6Plusieurs conséquences découlent de ces principes de non rivalité et de non exclusion. D’une part, le contenu médiatique est commun à tous les consommateurs des médias indépendamment de leurs préférences spécifiques. Or, celles-ci sont généralement hétérogènes, ce qui pose le problème de l’agrégation des préférences et de la satisfaction des goûts des minorités. La seconde conséquence, dérivant du principe de non exclusion est liée à la question du financement des biens publics lorsque ceux ci sont accessibles gratuitement aux usagers. Pour y répondre, les médias se sont tournés vers des sources de financement alternatives, comme par exemple, la redevance pour les industries publiques du secteur de l’audiovisuel, mais aussi bien entendu, vers la publicité, pour les industries médiatiques en général.

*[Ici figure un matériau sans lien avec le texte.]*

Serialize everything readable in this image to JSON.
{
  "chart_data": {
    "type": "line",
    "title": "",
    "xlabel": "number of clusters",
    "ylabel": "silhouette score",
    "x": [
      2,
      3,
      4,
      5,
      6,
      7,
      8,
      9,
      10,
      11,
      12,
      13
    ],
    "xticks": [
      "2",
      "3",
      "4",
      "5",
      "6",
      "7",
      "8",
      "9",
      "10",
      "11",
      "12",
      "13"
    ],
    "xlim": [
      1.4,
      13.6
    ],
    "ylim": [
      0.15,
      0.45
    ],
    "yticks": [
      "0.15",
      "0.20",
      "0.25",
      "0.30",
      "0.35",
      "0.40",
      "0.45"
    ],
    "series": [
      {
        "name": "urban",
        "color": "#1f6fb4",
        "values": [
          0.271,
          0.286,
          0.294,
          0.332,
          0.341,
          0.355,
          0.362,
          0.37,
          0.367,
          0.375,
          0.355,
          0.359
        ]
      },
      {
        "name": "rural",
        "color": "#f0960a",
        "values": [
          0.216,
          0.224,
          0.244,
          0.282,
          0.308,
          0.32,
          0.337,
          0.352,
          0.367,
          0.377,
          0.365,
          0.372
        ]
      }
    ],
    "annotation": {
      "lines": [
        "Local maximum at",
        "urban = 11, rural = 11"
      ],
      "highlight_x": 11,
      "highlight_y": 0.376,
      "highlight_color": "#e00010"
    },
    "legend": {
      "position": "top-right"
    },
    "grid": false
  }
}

7Enfin, et il est aussi un des éléments essentiels d’explication de la présence de la publicité au sein des médias, les médias sont des biens sous-tutelle. Ceux-ci correspondent à une catégorie de biens pour lesquels l’État décide de manière « autoritaire » que la consommation d’un bien est « bonne » ou « mauvaise ». Les dépenses publiques encouragent souvent les premiers, tandis que la taxation ou l’impôt découragent les seconds. Par exemple, les programmes éducatifs diffusés à la télévision peuvent être subventionnés par l’État et le temps de diffusion publicitaire limité ou contraint puisqu’il est souvent perçu comme une nuisance par beaucoup de téléspectateurs. De même, un État démocratique souhaite généralement garantir l’accès libre à une gamme large de journaux afin de protéger le pluralisme d’opinions politiques. Dans cet objectif, il aide économiquement les entreprises médiatiques, et notamment les entreprises de presse à demeurer présentes au sein de ce secteur économique dans lequel il convient d’afficher un prix de vente suffisamment « attractif » pour ne pas décourager les lecteurs de consommer les titres de presse (l’élasticité prix de la demande de titres est relativement élevée), afin d’assurer la diffusion la plus large et dans le même temps, parvenir à couvrir des coûts fixes de production extrêmement élevés.
8Ces raisons justifient à la fois la présence de l’État au sein de ce secteur mais aussi celle des annonceurs.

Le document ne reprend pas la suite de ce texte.